Le soir, faute de bars ouverts, les places publiques et les parcs sont noirs de monde, envahis par des Tokyoïtes venus y boire de la bière ou du saké. Cela inquiète Yasunobu Nishimura, qui est directeur à la préfecture. « L'alcool aidant, tous ces gens parlent de plus en plus fort, oublient les distances sociales et finissent par ôter leur masque. Ils sont trop saouls pour s'en rendre compte mais, ce faisant, ils se mettent en danger ! »

Les fêtards, chaque semaine plus nombreux, ne culpabilisent pas d'enfreindre les consignes, ce qui se fait très peu au Japon. « Je retrouve mes copines ici après le boulot. Pour boire, oui, mais, surtout – et ça n'a pas de prix, en ce moment – , pour rire et me détendre. Personne ne dit rien aux petits vieux qui, la journée, boivent ensemble du saké dans les parcs donc on aurait tort de se gêner ... »

« Il faudrait savoir ! On nous répète qu'il ne faut surtout pas fréquenter les endroits confinés et peu ventilés. Mais là, on est dehors, au grand air. Donc il est où le problème ? »

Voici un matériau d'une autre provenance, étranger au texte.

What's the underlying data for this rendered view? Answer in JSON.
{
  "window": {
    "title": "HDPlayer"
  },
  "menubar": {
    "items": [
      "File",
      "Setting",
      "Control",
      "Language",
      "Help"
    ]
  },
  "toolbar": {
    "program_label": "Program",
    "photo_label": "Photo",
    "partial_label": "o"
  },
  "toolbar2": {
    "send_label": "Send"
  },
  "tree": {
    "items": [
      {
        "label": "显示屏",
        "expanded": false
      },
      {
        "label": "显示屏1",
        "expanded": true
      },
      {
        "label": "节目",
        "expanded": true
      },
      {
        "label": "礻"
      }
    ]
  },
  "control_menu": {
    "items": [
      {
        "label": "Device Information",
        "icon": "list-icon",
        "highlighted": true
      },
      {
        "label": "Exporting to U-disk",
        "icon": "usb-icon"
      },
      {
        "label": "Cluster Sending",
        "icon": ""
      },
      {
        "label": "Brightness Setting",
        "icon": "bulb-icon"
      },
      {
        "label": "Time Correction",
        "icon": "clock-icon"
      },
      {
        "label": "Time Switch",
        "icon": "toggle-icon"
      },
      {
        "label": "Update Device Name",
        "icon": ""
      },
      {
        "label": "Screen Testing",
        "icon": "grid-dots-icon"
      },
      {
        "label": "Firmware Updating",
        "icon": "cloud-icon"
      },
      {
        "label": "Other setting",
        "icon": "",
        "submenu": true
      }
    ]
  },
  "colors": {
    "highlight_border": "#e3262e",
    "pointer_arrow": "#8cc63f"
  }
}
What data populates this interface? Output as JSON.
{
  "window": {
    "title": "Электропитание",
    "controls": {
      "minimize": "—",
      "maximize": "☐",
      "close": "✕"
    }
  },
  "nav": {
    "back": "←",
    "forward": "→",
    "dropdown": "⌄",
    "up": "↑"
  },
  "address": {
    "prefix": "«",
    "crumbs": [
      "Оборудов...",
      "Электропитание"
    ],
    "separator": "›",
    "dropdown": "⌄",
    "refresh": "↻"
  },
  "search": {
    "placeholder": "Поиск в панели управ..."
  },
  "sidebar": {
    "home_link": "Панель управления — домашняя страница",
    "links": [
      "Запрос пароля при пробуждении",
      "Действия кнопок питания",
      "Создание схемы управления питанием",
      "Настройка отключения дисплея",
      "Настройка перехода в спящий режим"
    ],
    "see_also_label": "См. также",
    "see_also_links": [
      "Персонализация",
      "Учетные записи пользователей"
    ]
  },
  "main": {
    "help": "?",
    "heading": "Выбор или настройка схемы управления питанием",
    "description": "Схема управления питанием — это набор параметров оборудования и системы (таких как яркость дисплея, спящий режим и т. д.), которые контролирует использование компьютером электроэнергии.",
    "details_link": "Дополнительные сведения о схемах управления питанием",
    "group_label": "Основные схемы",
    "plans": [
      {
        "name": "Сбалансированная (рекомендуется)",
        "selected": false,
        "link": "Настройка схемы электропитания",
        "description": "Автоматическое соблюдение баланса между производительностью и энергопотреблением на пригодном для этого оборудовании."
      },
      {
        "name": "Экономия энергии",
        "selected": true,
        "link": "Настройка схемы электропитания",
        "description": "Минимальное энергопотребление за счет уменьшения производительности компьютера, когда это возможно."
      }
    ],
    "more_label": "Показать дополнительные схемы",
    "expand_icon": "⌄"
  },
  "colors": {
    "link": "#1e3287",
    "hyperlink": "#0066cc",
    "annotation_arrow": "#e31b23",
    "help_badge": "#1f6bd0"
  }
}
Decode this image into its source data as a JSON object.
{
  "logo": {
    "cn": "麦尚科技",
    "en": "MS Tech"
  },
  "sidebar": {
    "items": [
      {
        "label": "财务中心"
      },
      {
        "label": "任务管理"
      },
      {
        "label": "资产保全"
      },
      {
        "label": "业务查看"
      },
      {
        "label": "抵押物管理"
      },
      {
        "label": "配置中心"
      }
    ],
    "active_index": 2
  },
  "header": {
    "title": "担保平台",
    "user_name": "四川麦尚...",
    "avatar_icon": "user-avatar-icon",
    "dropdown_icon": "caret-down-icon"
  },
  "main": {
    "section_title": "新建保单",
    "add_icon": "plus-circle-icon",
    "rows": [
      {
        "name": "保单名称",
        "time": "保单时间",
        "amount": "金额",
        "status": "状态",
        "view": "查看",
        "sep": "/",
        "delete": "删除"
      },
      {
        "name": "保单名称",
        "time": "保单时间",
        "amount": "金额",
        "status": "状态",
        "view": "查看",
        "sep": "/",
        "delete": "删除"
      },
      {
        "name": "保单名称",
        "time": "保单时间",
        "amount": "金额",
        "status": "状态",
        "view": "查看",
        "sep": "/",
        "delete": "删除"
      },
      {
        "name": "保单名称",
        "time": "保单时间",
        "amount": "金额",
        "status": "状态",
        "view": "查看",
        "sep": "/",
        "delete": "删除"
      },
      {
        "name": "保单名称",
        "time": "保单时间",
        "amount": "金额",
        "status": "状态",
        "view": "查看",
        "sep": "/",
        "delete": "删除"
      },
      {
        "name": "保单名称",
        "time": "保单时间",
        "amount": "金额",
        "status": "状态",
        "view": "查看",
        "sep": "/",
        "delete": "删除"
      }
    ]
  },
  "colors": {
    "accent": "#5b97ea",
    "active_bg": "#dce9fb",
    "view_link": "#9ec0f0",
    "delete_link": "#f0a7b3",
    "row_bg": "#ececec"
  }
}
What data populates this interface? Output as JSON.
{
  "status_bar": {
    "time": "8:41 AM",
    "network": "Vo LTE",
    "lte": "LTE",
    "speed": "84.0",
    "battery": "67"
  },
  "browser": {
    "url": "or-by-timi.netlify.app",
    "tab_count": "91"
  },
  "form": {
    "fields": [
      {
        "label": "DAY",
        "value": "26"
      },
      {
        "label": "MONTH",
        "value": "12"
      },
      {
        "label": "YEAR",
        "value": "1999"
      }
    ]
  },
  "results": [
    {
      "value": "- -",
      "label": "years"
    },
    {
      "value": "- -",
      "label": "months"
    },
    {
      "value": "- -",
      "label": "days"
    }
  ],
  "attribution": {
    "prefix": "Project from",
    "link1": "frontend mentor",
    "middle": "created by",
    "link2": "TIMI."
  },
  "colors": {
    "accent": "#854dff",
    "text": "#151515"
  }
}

« Une bière ou deux entre copains, ça n'a jamais tué personne. Et puis, tout le monde le fait, donc... »

Oui mais les habitants des quartiers qui sont devenus des bars à ciel ouvert grimacent, comme cette jeune mère de famille. « Il faudrait imposer un ''lockdown'' – un confinement pur et dur – et infliger des amendes voire des peines de prison à ceux qui ne le respectent pas », estime-t-elle. Sans aller jusque-là, la gouverneure de Tokyo, Yuriko Koike, a déjà prévenu que, si ces attroupements festifs nocturnes ne cessaient pas, elle pourrait finir par interdire aux magasins de vendre de l'alcool.